Esperance mental health services funding

Esperance youth would benefit from a more ‘stable funding base’ in regards to mental health services, according to Western Australian Association for Mental Health board president Kerry Hawkins.

Ms Hawkins said although the demand for community mental health services was especially present in regional centres, funding for it remains ‘comparatively less’ than for other health issues.

“Any investment in prevention is money well spent,” she said.

“Supporting greater mental health literacy among all people in our community, teaching people to identify early warning signs of mental health issues in young people, and reducing the stigma around seeking help, are all important factors.

“However, there is also a particular need to invest more in community services for all people with mental health issues, including young people, to reduce reliance on expensive acute treatment – to catch people before it gets to crisis point.”

The statement comes just weeks after the federal government announced a $110 million funding boost for youth mental health services.

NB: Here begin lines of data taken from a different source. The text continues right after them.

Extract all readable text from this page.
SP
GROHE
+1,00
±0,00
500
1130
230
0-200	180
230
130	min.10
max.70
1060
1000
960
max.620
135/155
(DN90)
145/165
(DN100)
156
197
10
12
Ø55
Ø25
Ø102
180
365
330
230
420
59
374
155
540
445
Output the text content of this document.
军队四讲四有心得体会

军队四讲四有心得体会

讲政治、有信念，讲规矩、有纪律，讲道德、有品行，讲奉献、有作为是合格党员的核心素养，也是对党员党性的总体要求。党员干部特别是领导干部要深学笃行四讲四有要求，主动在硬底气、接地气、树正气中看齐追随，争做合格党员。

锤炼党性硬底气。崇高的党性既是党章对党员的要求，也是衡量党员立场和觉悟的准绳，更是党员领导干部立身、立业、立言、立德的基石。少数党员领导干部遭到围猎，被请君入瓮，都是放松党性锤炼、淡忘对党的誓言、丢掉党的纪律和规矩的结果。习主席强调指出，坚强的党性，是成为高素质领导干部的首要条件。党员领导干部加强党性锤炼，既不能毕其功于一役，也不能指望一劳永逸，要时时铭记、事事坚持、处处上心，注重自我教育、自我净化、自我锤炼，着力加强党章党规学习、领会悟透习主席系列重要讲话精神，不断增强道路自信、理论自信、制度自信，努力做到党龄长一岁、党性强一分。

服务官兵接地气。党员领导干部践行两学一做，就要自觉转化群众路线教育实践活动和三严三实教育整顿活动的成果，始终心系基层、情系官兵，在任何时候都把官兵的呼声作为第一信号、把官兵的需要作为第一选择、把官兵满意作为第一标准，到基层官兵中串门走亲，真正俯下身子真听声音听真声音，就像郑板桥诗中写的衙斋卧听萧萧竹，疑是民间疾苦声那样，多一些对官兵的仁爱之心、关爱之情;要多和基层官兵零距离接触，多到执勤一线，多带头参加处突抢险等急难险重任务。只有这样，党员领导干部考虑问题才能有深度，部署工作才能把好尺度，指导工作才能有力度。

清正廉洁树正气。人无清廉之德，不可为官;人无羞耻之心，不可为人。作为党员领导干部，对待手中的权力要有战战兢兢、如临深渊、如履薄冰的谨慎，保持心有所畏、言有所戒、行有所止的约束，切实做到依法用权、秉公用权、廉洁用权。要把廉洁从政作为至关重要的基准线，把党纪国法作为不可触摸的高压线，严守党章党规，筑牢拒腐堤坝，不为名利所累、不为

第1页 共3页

The funding was distributed to a number of organisations and services, with $46 million allocated to beyondblue’s school-based ‘Mental Health in Education’ initiative, $16 million for ‘Emerging Minds’ and their Child Mental Health program and $30 million for the headspace National Youth Mental Health Foundation’s national program.

Currently the closest headspace is in Kalgoorlie, around 400 kilometres from the Esperance town centre.

Federal MP Rick Wilson said while there was no physical headspace office in Esperance, the Government had developed the eheadspace service, providing support to youth in O’Connor regardless of their location.

“We recognise that mental health impacts millions of people every year, including our youth, which is why we’re investing more money into support services for young Australians,” he said.

“All clinical and non-clinical professionals and services in the Esperance region that work with children are now able to access the National Workforce Centre.”

According to headspace, when it comes to deciding the location of headspace centres across Australia, it is the jurisdiction of the Federal Health Minister and Federal Department of Health.

For youth crisis support, call Lifeline on 13 11 14.